A great deal of what gives his work dynamism is that Beard is a true wildlife enthusiast who creates puzzles with each new piece of art for himself to solve. “Because I am interested in nature and my subject matter is naturalist, my pathway to a visual conversation about the intrinsic way in nature that things move, color, and light, comes from things like the divine proportion and finding, through experience and my own surroundings, universal truths like the spiral.”

Beard’s artwork is a captivating, revelatory and celebratory look at the splendor of the natural world, with an eye toward preservation, conservation and bringing awareness to the natural beauty surrounding us.

An appreciation for animals and the environments in which they live goes far beyond just the inspiration it provides Beard for his artwork.

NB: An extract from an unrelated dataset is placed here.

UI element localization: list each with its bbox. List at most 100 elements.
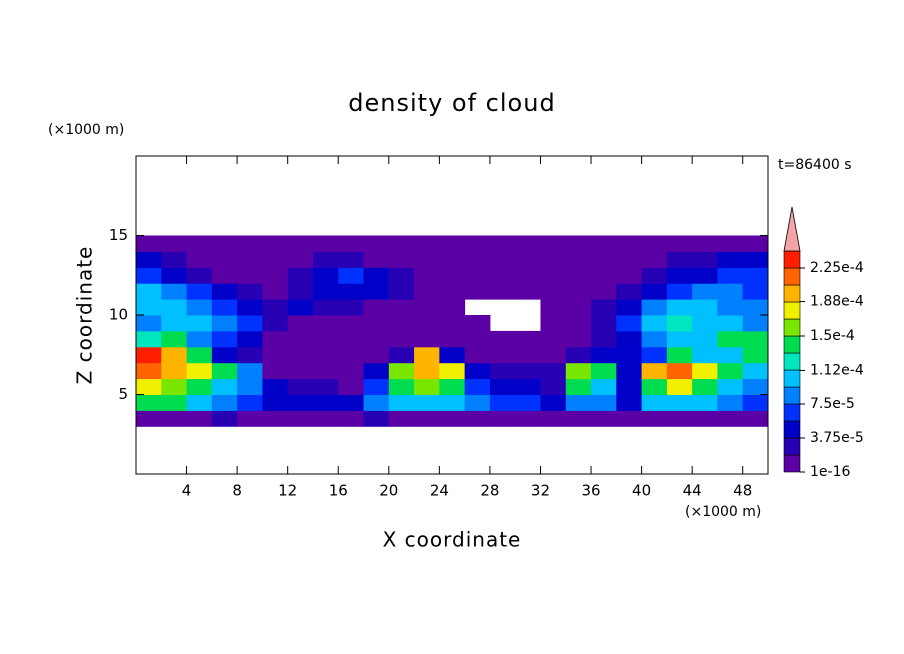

Because of his connection and respect for nature, he created The Watering Hole Foundation, a nonprofit dedicated to saving endangered wildlife and preserving Earth’s remaining wilderness. Its mission is to identify and fund initiatives that preserve natural environments and their inhabitants, both locally and abroad. The Watering Hole Foundation is partially supported by sales of his artwork.

Beard was also recently honored as the keynote artist at the New Orleans Museum of Art’s Art in Bloom, creating the official image of the evening’s gala. This year, Beard served as artist in residence at the Isidore Newman School in New Orleans and hosted a solo show titled “Alex Beard: From Scratch,” at the Reynolds Ryan Art Museum.